恋の訪れ
「どうしたの?いつもの昴先輩じゃない」
「じゃあ、いつものってどんなの?」
「んー…冷たい」
「冷たい、か」
「うん…」
フッと鼻で笑った先輩の声が聞こえる。
「じゃあ今日はいつもの俺じゃなくてもい?」
″弱音、吐くから″
そう付け加えられた言葉に、思わずあたしは口元を緩ませた。
「先輩が弱音?何それ…雨降っちゃう」
「別にいいよ。俺が温めてやるから、この耳も全部」
「…っ、」
そっと耳に触れた先輩の唇に声を失ってしまった。
何すんのよ。なんて言える雰囲気でもなく、ただあたしの身体は硬直してしまった。
いつもと違うのは、このあたしだ。
先輩が不意にからかったり、面白おかしくあたしを虐めるのはいつもの事。
だからいつもと違うのは、どうみてもあたしだった。
先輩から逃げられない。
そして″やめてよ″って言えない。
「…莉音と一緒に居たい」
「せん…ぱい?」
「莉音が、好き」
「え、待って。…冗談、やめてよ」
「言わなかったっけ、俺冗談嫌いって」
「……」
「ずっと前からお前の事、好きだったよ。

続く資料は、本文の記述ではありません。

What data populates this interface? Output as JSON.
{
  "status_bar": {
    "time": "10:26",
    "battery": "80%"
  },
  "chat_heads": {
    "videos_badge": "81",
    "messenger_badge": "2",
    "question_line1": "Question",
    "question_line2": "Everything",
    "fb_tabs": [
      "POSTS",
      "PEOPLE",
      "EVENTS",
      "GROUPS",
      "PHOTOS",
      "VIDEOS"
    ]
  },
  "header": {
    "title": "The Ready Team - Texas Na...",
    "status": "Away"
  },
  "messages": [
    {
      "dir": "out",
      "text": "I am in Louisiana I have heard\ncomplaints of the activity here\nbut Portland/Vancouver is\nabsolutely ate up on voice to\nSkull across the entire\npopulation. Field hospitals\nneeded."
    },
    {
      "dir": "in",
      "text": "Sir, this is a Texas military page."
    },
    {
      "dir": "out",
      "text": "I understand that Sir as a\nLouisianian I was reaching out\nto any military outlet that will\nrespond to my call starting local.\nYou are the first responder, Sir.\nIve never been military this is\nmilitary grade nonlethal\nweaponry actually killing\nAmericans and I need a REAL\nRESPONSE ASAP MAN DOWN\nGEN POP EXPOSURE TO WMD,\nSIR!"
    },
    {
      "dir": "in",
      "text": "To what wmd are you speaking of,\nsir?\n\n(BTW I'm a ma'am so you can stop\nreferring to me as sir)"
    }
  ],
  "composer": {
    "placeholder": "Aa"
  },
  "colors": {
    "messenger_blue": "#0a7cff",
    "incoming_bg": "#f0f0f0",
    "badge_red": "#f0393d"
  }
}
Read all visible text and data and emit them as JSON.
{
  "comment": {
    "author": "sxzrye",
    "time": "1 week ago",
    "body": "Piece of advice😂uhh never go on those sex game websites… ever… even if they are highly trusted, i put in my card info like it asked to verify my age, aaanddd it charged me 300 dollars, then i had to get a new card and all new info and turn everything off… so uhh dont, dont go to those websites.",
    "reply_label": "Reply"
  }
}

だけど莉音の答えはいらねーから」
「……」
「もうお前の気持ちも全部分かってっから。莉音には好きな奴が居て俺には気持ちがないって事くらい分かってるから、敢えて聞かない」
「……」
「ただ、それ言いたかっただけ」
″ごめん、もう帰るわ″
付け加えられたと同時に離された身体。
あたしに背を向けて歩きだした先輩に声を掛ける事も出来ず、未だ頭ん中がパニックで状況が全く掴めなかった。